Şanslı günlerimizde basılan 12 kitabıma ilave olarak basılmayı bekleyen 6
kitabıma 3 kitap daha eklendi ve böylece basılmayı bekleyen eserlerimin sayısı 9’a
ulaştı…
Konya’dan başka bir şey söylemedim, yazmadım… O Konya; hatıralarımızı
süslerken, eserlerimizi geleceğe emanet etmekten başka yolumuz yok…
Önümüzdeki günlerde, günün dijital modasına uyarak; 9 kitabımı e-kitap ve
pdf formatında ISBN numarası alarak dijital mecralarda yayımlamayı umuyorum. Ayrıca
önümüzdeki aylarda iki veya üç kitap daha hazırlamayı planlıyorum; tezgâhta
bekliyor…
Naçizane şehrin kültür hayatına karınca kararınca hizmet ettiğim sayılırsa,
perestliğiyle onur duyduğum şehre karşı bir nebze de olsa görevini yapmış
insanların huzuru içinde olacağım / öleceğim.
Konya bizi hatırlar mı dersiniz?
Şahap Uzluk, Mahmut Sural, Selçuk Es, Namık Ayas, Muhtar Bedir, İhsan
Hınçer, Mehmet Önder, Fuat Önder, Celalettin Kişmir, Feyzi Halıcı, Mehdi
Halıcı, Rıdvan Bülbül, İhsan Kayseri, Hasan Özönder, Yalçın Dikilitaş, Nevzat
Küçükerdoğan, Koray Ekener, Ümit Necati Pancı, Panos Özararat, Ahmet Ziya Özkul, M.
Ali Apalı, Sefa Odabaşı, Seyit Küçükbezirci ilk aklıma gelenler… Onları ne
kadar hatırlıyorsa(!) bu şehir; eminim bizi de o kadar hatırlayacaktır…
Ama ne onların ne de bendenizin böyle bir kaygısı ve beklentisi yok; ne
yaptıysak Konyaperestliğimizden yaptık…
Kalbim / şiirlerim ve kitaplarım artık sana emanet; şehir…
TAHİR SAKMAN
06 Eylül, 2022
AYNI YERDE OLMADIĞIMIZA İNANIYORUM!
Vedat Sakman bir sahne çalışmasında ünlü sanatçı Leman Sam ile birlikte... |
Dün “Tacize Uğramak” başlığıyla bir yazı paylaşmış ve serzenişlerde bulunmuş yapılan bir fikri tacizden bahisle sitemlerimi yazmıştım.

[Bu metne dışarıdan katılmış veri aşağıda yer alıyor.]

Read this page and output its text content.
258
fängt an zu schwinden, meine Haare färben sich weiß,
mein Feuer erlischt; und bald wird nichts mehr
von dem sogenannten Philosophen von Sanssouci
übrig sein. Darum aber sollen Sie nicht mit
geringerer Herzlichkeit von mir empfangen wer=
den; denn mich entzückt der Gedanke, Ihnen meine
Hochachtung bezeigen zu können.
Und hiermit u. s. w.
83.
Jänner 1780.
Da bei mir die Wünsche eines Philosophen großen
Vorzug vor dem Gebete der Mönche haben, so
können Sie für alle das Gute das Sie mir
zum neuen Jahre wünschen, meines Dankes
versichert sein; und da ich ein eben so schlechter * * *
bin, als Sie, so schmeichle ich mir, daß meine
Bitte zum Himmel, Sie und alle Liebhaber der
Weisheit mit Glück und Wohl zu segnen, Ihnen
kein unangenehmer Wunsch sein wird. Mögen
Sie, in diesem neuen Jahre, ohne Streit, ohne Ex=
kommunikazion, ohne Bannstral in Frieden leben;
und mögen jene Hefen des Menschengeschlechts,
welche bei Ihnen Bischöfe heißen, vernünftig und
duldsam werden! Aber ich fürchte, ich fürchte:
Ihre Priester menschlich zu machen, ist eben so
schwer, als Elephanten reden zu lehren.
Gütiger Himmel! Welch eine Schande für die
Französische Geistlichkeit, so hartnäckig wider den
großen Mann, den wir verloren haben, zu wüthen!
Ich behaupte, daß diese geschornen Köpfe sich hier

Beni üzen bu olaya, telif haklarına son derece önem vermesi gereken bir
kamu kuruluşunun da dahil olması üzüntümüzün
kat be kat artmasına neden olmuştu…
Gözlerim bir an maziye kaydı, hafızamda çağrışımlar oluştu…
Yıl 1994 … Babamın ölümünden bir ay sonra Abim Vedat Sakman ve orkestrası "Özürlü Çocukları Koruma Derneği" yararına sadece Ankara-Konya arası aracının benzin
parasını alarak (başka bir ücret almamışlardır) bir konser verirler…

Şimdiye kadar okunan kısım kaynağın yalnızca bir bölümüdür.